A spokesperson for Iceland said the company had since improved conditions for suppliers in line with GSCOP.
“We have worked hard to improve our compliance to achieve this, and feel sure that this will be acknowledged by out suppliers,” it said.
Overall, the proportion of suppliers who said they had a problem with breaches of the code fell to 56% from 62% last year.
However, the report said incorrect deductions from invoices remained the top problem, affecting 32% of suppliers, followed by data input errors not being resolved promptly.
GCA Christine Tacon, who can issue fines to retailers if they do not comply with the rules, said she was pleased with the overall progress of UK grocers since her appointment four years ago.

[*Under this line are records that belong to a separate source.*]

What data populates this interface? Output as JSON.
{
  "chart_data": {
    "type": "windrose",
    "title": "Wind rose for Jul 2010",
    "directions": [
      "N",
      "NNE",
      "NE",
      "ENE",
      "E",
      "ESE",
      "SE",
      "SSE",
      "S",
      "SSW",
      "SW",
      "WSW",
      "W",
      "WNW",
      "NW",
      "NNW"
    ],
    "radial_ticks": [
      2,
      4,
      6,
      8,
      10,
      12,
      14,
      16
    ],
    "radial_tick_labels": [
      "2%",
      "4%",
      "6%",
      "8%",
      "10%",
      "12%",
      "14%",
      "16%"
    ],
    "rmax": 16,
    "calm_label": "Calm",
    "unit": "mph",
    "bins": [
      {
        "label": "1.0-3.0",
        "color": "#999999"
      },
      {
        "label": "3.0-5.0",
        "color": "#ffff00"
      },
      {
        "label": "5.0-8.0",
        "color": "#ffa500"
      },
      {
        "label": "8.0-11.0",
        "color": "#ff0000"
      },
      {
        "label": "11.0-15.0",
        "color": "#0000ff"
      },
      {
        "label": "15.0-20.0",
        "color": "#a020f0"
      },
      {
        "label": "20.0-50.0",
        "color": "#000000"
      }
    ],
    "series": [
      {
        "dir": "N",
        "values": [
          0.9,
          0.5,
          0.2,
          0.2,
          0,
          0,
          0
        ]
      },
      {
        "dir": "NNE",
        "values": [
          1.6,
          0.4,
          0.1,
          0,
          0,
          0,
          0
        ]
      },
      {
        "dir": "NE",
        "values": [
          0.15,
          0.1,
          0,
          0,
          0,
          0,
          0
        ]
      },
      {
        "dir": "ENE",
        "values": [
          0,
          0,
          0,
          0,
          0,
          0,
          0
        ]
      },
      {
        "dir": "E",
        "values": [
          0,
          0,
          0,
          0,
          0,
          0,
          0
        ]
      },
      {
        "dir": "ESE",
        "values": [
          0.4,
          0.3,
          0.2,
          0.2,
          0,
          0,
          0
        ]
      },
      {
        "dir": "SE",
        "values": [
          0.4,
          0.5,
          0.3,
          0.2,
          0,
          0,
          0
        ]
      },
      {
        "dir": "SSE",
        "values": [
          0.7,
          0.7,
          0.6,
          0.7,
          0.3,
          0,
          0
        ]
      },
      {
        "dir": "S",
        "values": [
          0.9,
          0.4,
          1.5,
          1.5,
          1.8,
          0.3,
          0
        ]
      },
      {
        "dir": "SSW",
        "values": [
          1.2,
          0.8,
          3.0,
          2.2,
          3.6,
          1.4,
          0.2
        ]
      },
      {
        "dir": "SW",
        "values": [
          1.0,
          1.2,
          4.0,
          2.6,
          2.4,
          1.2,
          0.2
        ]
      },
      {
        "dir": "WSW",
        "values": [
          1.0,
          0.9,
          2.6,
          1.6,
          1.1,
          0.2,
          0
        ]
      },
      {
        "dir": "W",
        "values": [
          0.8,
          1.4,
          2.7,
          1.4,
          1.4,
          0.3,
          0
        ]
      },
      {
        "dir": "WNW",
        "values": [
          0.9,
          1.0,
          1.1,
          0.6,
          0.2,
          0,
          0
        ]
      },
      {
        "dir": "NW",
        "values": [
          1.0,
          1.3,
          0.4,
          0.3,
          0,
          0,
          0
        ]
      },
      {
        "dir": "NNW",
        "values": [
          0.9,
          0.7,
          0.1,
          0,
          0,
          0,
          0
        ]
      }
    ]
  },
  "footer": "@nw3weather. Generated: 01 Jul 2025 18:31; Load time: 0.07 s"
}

Tacon added that she would be continuing as GCA for a further year after figures from a separate YouGov poll showed she had had a major impact on supplier-supermarket related issues, achieving improvements in fairness for suppliers over the past four years.
“Practices are improving and suppliers are getting a better understanding of how I interpret the code in this area and what they can challenge,” she said.
“One of the key areas where delay in payments manifests itself is in incorrect deductions from invoices with or without notice, with 32% of suppliers reporting this an issue in this year’s survey.
“While this is down from 46% in 2014, this shows me that there is still work to be done in this area and I am right to maintain this as one of my top five issues.”
Tacon named her top five issues as delayed payments, forecasting, promotions, payments for better positioning and ‘pay to stay’.